If the LIV Golf League's funding wobble forces a reset, Bryson DeChambeau already has a script for what comes next, and the PGA Tour, in his telling, isn't the headline page.
Speaking on Wednesday at LIV Golf Virginia in DC to Skratch Golf's Garrett Johnston ahead of the PGA Championship at Aronimink, the 2024 US Open champion laid out the contours of a future built around YouTube content and selective global appearances rather than a return to the PGA Tour membership he gave up in 2022.
"I think it'll form into something different than what it is most likely," DeChambeau said when pressed on the competitive landscape if LIV were to dissolve. "Then it'd be playing around the world with whatever events want to let me play, and then I'll be doing a lot of YouTube."
The frame matters. With reports last week that the Public Investment Fund of Saudi Arabia is preparing to wind down direct LIV funding after 2026, the question has shifted from whether top LIV names will jump back to the PGA Tour to whether they actually want to. DeChambeau's answer, given on the range at his current league's flagship event, was unusually concrete.
He framed the YouTube channel — which has built a multi-million subscriber base since launch — as a competing professional path rather than a side project. "It's affiliate marketing, right?" he said. "So you think about it like me being able to create content on that golf course that week for that event should only accrete value, should only bring value to the tournament. And that's what I care about most — entertaining, like I've always said from day one."
DeChambeau then pivoted to a frustration he says has hardened during conversations with PGA Tour officials about their content rules. He claimed a PGA Tour executive had told him recently that his current YouTube activity was "not a hindrance" from a media-rights perspective. His own reading of the player policy, however, is harsher.
"If I was to film a video during the week of one of their events with a content creator or somebody — a celebrity or whatnot — that would be in violation, from my knowledge," DeChambeau said. "That's the player policy. They didn't let me do it when I was on there. I asked numerous times. They didn't let Grant Horvat or Garrett Clark do videos during the Monday Tuesday practice rounds. That is the truth."
When Johnston relayed the PGA Tour's position that non-live content collaborations were permitted, DeChambeau pushed back. "You should talk to Garrett Clark about that, then, because they didn't allow him to post a Wednesday pro-am video if you want to get into the semantics of it."
Asked whether the friction was severe enough to torpedo a hypothetical return, the LIV star did not close the door, but he repositioned the question.
"I think there's a way to solve any problem," DeChambeau said. "It's really about if the membership wants me back. It's not anybody — I don't think it's even Brian Rolapp or anybody that's the top executive. It's really if the players want me back. And if not, then I understand that."

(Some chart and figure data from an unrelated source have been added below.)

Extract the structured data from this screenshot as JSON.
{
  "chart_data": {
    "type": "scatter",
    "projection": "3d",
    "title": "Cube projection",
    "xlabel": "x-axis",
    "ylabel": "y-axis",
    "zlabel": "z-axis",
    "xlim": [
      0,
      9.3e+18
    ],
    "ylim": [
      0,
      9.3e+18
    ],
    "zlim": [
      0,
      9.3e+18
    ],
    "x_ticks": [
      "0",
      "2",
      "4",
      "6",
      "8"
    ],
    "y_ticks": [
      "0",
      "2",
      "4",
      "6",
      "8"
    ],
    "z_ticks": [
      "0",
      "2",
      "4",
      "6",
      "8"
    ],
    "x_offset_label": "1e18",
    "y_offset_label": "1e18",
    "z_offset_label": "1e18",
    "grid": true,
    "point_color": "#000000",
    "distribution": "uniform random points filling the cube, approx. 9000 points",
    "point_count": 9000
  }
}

He was equally direct on Tom Lehman's recent comment that returning LIV players should re-qualify through Q-School or the Korn Ferry Tour. "Everybody has their opinion, and I respect his opinion," DeChambeau said. "I think there's other options for me. Look, is it valuable? Yeah. Are we working to build a product out here? Hopefully we can out here at LIV. Everybody thinks it's going away just right away, and I don't know about that."
If the LIV banner survives, DeChambeau remains a tent-pole. If it doesn't, the Aronimink-bound major champion is increasingly clear about what comes next: a few invitational starts, more time behind a camera, and a media business that doesn't need a tour card.